When you’re told to include 8+ characters, a number, a capital letter and special characters into your password … you really should. You likely already know how careful you are with passwords, created several many as well but they aren’t just stored on a tiny little sticky note hidden deep in your drawer (that you think no one will find…). They’re stored in giant databases. The question is, how safe are these databases?
Imagine being able to hack into giant databases, there’s millions of user records. But instead of seeing “qwerty123” in the passwords column you see this → $34h$XeG3lQwl$a43MkxP9.

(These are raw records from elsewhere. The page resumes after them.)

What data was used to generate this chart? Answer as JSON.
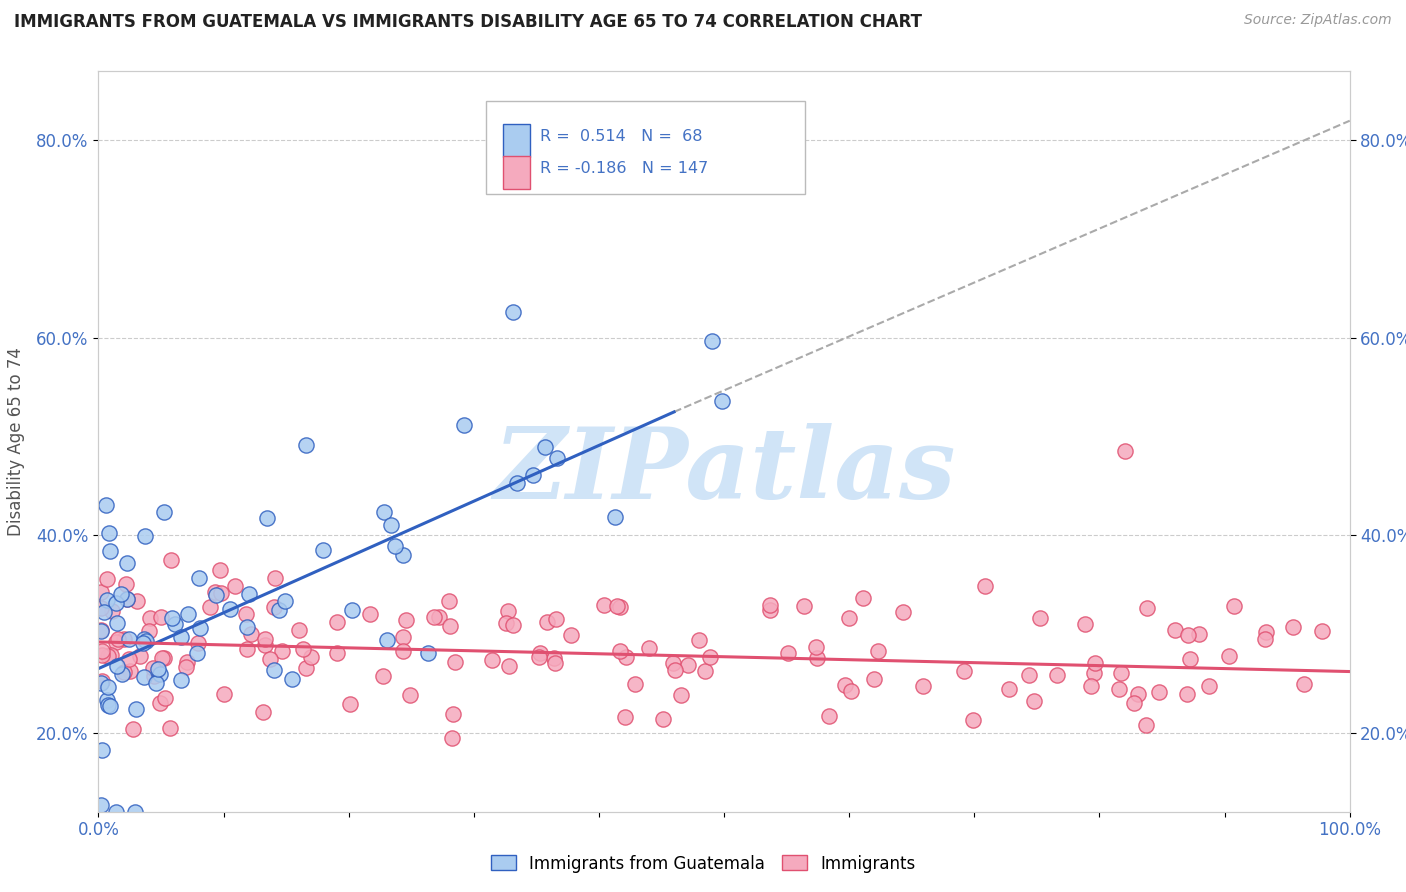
{
  "title": "IMMIGRANTS FROM GUATEMALA VS IMMIGRANTS DISABILITY AGE 65 TO 74 CORRELATION CHART",
  "source": "Source: ZipAtlas.com",
  "ylabel": "Disability Age 65 to 74",
  "xlim": [
    0.0,
    1.0
  ],
  "ylim": [
    0.12,
    0.87
  ],
  "yticks": [
    0.2,
    0.4,
    0.6,
    0.8
  ],
  "ytick_labels": [
    "20.0%",
    "40.0%",
    "60.0%",
    "80.0%"
  ],
  "xtick_vals": [
    0.0,
    0.1,
    0.2,
    0.3,
    0.4,
    0.5,
    0.6,
    0.7,
    0.8,
    0.9,
    1.0
  ],
  "xtick_labels": [
    "0.0%",
    "",
    "",
    "",
    "",
    "",
    "",
    "",
    "",
    "",
    "100.0%"
  ],
  "scatter1_color": "#aaccf0",
  "scatter2_color": "#f5aabe",
  "line1_color": "#3060c0",
  "line2_color": "#e05070",
  "dashed_color": "#aaaaaa",
  "watermark_color": "#d0e4f7",
  "background_color": "#ffffff",
  "grid_color": "#cccccc",
  "tick_color": "#4472c4",
  "title_color": "#222222",
  "source_color": "#999999",
  "ylabel_color": "#555555",
  "blue_trend_x": [
    0.0,
    0.46
  ],
  "blue_trend_y": [
    0.265,
    0.525
  ],
  "dashed_trend_x": [
    0.46,
    1.0
  ],
  "dashed_trend_y": [
    0.525,
    0.82
  ],
  "pink_trend_x": [
    0.0,
    1.0
  ],
  "pink_trend_y": [
    0.292,
    0.262
  ],
  "seed1": 42,
  "seed2": 99
}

When you type in your password, the system doesn’t store it as it is. Instead, it runs your password through a hash function → which is simply a mathematical algorithm that converts any data into a unique fixed-length string of characters. Think of making a smoothie, you dump a bunch of fruits into a mixer, and your product is this one colour smoothie. Now if you’re able to come up with a way to get the fruit back from that smoothie … please contact us. That’s how the hash function works; it’ll turn your password into what you see as gibberish but is really a combination of random characters. It has 3 features - 1) it’s irreversible 2) the tiniest of changes will change the hash completely 3) same input = same output.
But hey, hackers are pretty smart because if you didn’t realize hashes weren't enough, they did. Hackers know people reuse weak passwords, so they make this huge list of common passwords and their hashes. These lists are called rainbow tables. That’s an instant KO for you and a win for them. The next concept isn’t about adding salt and pepper to your smoothie (I’m not stopping you from trying that out though), it’s about techniques that save security engineers from being fired … or keep your password safe.

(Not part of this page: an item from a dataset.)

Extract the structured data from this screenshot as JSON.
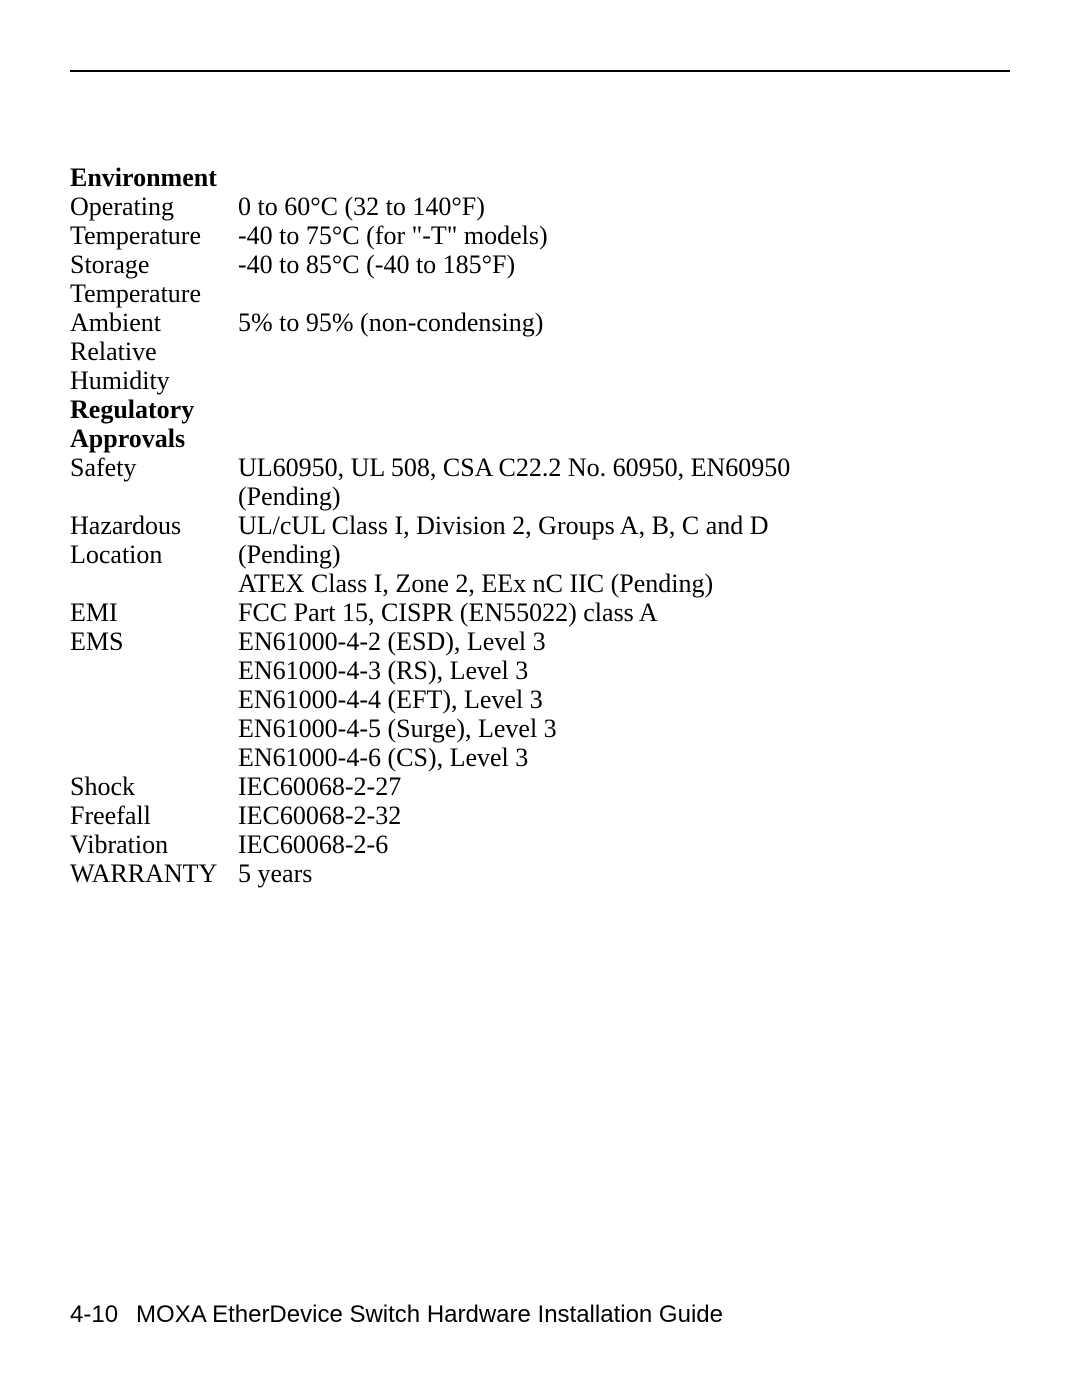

Systems add something called “salt” to the hash and it’s simply just a random string of characters that’s added to your password before hashing takes place. This solves 2 problems - 2 users having the same password and rainbow tables.
Adaptive Hashing Algorithms (AHA) like bcrypt and argon2 are hashing algorithms that consume time and memory making it harder for the attacker to guess your password. Third, “pepper” is a secret value that’s stored externally, like in a hardware security module … Google and Amazon definitely use peppering (as mentioned in their security guidelines).
Just know password security isn’t about making it impossible for hackers to hack your password but more about making it so impractical and exhausting that they give up.